An Experiment in Spending Less – Maternity Leave

I’ve always known that my biggest spending weakness happens during the day when I’m at work. But I never was able to test it for more than a couple of days in a row. The lure of lunches out and afternoon snacks was too strong.

After being on maternity leave these past three months, I’ve been able to see what it would be like if I nearly eliminated spending during the day. My husband and I share one car which he uses to go to work everyday. Therefore if I want to go anywhere during the day I have to walk and I have to take my son with me. Since we live in a fairly residential area, it’s a real hike to any exciting shopping options.

So waht have been the results of this unintended experiment? A big change in my spending habits. Typically, I spend into my ING Direct overdraft before my paycheck arrives. On maternity leave this doesn’t happen. It’s even more impressive when you factor in that my income has decreased 20% during my leave.

When I go back to work in June, you can bet I’ll be bringing my lunch to work and watching the snacks. I know I can do it now and have witnessed the huge impact it can have on my finances.

Trent at The Simple Dollar wrote a far more comprehensive post on Trimming the Fat from Your Work-Related Spending.

Tracking my spending

Mrs. Micah at Finance for a Freelance Life is challenging her readers to manually track their spending in February.   This is something I’ve been meaning to start up again.  A couple of years ago, I read “Your Money or Your Life” by Joe Dominguez and Vicki Robin and it really changed how I look at my finances.  I tracked my finances manually for several months and learned a ton about where my money goes.  I know for a fact that my biggest weakness in eating out.  I’ve cut way back on dinners out but still have a terrible time bringing my lunch from home.  With all the changes we have coming up,  I feel like this would be a useful exercise to help prioritize our spending for the baby and a possible mortgage.

Currently, I’m using Mint to keep track of my expenses.  I like how easy it is to check in on my finances.  My favorite feature is the trends analysis.  Mint creates a pie chart of your monthly expenses broken down into major categories and then you can drill down into each category to see all your expenditures.  There are several drawbacks to Mint though.  It doesn’t keep track of how much I save each month in relation to the other categories.  In addition, because we have many accounts that we transfer funds between, it really screws up the tracking in Mint.

I truly believe that tracking and analyzing spending by hand is the most powerful way to understand where your money is going.  Once you have that understanding, then you can start making significant changes.

So here goes.

Feb. 1,  Sunday – total $140.80

Breakfast and to-go bagels from Einstein Bros   $17.70

Last purchases at Babies’r'us before baby arrives  $123.10

Feb. 2, Monday – total $27.12

Drinks and snacks at CVS   $4.86

Lunch at Potbelly   $6.69

Dinner at Boston Market  $15.57

Join in at Where’s my money going?

How much of a house do you need?

I’ve been out of town for the holidays and haven’t had a lot time to write.  However, being away did inspire this post.   Due to the nature of my family – divorced parents and grown-up siblings – we’ve stayed in several homes this visit.

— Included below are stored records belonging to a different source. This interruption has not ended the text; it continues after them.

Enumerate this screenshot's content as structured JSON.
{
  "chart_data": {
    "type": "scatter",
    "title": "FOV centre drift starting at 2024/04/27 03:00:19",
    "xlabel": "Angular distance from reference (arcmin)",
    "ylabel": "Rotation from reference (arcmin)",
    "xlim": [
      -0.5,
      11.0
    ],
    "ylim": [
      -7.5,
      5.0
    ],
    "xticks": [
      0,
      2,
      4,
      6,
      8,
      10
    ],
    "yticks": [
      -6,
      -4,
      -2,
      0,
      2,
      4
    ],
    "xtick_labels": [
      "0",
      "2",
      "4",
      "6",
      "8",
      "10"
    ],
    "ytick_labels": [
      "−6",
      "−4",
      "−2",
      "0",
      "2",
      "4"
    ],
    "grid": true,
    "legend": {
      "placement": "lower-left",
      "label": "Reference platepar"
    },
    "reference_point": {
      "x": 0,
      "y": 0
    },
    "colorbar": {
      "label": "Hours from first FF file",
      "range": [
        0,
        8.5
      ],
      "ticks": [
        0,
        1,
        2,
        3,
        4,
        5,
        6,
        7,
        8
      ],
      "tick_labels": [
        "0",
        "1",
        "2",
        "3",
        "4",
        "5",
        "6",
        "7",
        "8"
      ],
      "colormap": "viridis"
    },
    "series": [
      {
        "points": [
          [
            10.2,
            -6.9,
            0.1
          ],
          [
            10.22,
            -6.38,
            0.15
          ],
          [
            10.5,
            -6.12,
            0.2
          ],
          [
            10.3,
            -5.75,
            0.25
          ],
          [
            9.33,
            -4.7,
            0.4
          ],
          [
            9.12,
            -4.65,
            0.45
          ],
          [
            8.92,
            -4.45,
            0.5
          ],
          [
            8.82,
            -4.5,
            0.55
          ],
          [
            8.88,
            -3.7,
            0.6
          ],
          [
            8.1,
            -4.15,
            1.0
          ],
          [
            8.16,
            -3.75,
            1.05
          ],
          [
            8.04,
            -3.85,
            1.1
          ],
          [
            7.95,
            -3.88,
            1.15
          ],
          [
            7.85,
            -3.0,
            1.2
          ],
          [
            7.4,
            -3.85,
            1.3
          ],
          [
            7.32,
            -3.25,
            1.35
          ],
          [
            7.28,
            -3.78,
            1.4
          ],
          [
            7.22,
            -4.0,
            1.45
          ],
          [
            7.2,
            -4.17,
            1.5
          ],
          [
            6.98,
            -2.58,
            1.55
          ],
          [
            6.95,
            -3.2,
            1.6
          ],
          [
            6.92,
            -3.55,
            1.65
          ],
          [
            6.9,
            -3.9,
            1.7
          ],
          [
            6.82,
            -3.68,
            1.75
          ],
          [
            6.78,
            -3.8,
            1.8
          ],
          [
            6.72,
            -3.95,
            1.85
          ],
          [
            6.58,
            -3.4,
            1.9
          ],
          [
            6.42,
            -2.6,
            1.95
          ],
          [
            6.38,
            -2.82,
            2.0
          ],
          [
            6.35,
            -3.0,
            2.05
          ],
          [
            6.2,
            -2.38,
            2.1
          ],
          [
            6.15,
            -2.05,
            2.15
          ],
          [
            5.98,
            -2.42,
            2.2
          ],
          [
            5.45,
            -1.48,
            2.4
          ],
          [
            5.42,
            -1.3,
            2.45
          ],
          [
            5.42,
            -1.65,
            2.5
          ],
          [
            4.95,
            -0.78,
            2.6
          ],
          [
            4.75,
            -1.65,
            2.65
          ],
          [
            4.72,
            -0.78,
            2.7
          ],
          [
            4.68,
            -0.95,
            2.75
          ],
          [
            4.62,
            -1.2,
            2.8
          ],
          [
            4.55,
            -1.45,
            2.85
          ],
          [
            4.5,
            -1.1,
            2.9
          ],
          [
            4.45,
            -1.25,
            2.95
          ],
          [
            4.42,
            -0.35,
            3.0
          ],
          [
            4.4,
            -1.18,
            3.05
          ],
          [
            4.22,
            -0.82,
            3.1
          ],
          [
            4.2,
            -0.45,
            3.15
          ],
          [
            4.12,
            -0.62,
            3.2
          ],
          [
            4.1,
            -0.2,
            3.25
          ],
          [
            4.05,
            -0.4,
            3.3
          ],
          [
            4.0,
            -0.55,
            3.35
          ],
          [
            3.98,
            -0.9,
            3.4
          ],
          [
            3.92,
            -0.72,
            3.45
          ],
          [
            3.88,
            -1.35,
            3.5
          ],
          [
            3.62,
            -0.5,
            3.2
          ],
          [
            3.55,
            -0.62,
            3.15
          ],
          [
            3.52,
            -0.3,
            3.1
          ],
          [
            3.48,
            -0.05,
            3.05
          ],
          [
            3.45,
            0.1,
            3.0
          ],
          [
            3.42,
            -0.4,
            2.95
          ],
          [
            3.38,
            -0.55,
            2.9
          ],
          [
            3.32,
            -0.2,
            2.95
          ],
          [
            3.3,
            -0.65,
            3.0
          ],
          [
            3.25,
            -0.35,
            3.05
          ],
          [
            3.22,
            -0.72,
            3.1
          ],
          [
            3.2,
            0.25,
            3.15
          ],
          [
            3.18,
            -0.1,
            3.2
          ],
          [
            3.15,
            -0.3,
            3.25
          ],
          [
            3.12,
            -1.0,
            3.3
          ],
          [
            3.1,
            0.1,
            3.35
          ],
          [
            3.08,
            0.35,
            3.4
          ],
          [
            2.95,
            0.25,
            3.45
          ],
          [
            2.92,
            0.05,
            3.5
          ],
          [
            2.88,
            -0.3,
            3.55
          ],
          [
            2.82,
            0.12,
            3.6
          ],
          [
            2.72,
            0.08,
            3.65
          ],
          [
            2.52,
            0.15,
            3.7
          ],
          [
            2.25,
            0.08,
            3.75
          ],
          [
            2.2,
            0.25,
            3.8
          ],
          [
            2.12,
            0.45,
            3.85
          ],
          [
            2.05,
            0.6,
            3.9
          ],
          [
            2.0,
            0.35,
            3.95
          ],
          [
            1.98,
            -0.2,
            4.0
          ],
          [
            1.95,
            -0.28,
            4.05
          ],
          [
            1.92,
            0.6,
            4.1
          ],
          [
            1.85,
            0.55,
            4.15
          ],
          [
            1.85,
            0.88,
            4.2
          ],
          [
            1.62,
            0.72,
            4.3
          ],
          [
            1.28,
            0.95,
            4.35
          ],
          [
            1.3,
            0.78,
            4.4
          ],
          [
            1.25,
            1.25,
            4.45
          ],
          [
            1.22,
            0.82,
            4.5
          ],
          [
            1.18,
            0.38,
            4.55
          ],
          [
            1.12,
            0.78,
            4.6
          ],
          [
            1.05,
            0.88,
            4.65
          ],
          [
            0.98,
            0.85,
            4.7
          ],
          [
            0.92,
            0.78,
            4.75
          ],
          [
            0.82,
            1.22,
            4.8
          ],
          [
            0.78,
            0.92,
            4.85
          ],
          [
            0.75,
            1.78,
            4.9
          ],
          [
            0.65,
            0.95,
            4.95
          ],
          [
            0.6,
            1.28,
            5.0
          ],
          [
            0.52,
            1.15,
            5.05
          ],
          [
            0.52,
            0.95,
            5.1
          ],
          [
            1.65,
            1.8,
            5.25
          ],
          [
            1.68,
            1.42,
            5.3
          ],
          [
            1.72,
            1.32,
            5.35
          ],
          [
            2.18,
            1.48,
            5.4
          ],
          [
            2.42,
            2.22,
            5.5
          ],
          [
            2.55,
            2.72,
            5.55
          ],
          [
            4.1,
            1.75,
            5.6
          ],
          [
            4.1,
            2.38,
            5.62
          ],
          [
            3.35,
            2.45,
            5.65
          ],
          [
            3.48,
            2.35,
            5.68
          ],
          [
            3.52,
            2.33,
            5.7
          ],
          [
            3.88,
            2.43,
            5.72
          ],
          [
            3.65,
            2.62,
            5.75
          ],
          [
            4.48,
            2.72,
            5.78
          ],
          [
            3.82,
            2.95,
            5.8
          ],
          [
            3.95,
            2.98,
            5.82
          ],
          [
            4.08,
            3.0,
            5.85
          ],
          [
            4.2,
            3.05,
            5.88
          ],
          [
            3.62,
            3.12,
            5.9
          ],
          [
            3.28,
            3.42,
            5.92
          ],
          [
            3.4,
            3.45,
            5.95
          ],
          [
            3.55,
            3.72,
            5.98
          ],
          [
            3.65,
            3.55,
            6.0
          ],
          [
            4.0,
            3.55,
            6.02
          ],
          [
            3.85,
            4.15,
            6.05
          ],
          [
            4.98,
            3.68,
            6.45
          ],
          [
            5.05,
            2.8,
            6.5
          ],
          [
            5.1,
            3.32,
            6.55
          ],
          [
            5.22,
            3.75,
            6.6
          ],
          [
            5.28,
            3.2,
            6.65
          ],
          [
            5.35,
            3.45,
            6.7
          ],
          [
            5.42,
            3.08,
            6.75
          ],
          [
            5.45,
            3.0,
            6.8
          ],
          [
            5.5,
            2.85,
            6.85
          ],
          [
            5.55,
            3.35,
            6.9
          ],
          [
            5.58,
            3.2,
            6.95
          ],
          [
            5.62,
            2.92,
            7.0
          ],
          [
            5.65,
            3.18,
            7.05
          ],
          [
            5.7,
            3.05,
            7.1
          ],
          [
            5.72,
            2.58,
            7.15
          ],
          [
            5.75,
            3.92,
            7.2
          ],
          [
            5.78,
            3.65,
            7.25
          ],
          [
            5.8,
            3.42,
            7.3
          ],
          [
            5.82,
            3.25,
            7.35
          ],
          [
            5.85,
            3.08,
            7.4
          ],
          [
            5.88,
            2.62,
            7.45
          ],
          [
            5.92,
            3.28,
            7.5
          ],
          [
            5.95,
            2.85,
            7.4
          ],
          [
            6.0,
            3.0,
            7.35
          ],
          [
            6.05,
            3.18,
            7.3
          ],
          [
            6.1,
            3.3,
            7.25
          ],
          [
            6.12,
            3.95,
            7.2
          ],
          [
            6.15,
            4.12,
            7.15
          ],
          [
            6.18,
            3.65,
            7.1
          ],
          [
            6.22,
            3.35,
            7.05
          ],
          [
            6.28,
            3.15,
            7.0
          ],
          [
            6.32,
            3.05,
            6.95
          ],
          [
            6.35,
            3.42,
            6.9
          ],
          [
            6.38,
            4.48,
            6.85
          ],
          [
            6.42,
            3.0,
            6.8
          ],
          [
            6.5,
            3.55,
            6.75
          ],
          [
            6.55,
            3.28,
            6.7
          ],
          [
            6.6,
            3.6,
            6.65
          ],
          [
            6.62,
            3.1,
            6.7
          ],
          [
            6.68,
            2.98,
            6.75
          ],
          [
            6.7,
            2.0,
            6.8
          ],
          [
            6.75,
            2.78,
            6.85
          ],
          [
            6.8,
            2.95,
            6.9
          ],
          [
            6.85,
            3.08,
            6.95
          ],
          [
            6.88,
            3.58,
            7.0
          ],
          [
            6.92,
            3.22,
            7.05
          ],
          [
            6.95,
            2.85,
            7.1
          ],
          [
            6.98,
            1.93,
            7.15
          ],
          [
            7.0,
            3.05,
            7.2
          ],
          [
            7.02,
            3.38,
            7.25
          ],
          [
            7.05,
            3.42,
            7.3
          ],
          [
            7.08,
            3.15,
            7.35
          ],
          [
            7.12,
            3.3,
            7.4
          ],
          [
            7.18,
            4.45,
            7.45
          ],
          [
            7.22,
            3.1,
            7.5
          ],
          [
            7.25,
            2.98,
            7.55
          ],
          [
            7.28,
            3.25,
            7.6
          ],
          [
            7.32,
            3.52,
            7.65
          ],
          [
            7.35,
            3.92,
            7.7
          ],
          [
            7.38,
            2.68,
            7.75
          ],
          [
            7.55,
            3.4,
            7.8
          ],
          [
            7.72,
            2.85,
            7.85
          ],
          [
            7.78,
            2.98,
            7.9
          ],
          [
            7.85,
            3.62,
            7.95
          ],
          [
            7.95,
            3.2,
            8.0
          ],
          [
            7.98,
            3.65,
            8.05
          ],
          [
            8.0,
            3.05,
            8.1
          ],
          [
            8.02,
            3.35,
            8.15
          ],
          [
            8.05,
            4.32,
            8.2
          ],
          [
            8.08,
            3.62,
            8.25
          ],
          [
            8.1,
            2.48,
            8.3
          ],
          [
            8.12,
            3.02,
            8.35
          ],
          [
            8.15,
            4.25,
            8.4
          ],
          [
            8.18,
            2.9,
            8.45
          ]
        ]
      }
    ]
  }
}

Each of the three has a very different space.  One has a huge finished basement where they entertain most nights.   Another has a much smaller house but they use the space very well.  And the last has a large house that is far too spacious but is tough to give up.

As my husband and I currently live in a one bedroom apartment outside of Washington DC, space is at a premium.  Things can be tight but we make due and we don’t really need extra space right now.  That’s going to change once the baby comes, but we are mostly happy in our 700 square foot apartment.

Back in my hometown, real estate is far cheaper.   My little brother owns two houses – he rents one out – but his primary residence is a spacious and comfortable 4,100 square foot home.  Given that my husband and I may never own a home this size, it really points out how our choices (location, occupation, etc) affect how much house we buy.

The average square footage of a US single family home in 2007 was 2,521 sq. ft.  Two of the three houses we stayed in are larger than the average.  It’s been over a decade since I lived in a regular home.  With college, grad school and then living in a pricey locale,  I think 700 sq ft is the high water mark.  To us, 2500 sq ft would be luxury!

Now that we’re moving, I really want to upgrade to at least two bedrooms but three would be great.   With the baby and the increased visitors, three bedrooms would provide all the space we could ask for.  However, a three bedroom apartment or house in our area could easily set you back $2000/month or $24,000/year.  A mortgage would be a similar amount or potentially more.

To me the increased space comes with a high opportunity cost.  Paying such a high amount in rent significantly decreases the amount of saving, travel and little luxuries that we can afford.  Is it worth it to have the extra space all year instead of saving for the future or nice trips?  Paying high rent also delays our buying a house.  Given the market conditions, I and our potential lenders will feel much better if we have a hefty deposit.

So what it really boils down to is how important are marginal space and luxuries on a daily basis versus making progress on long-term goals?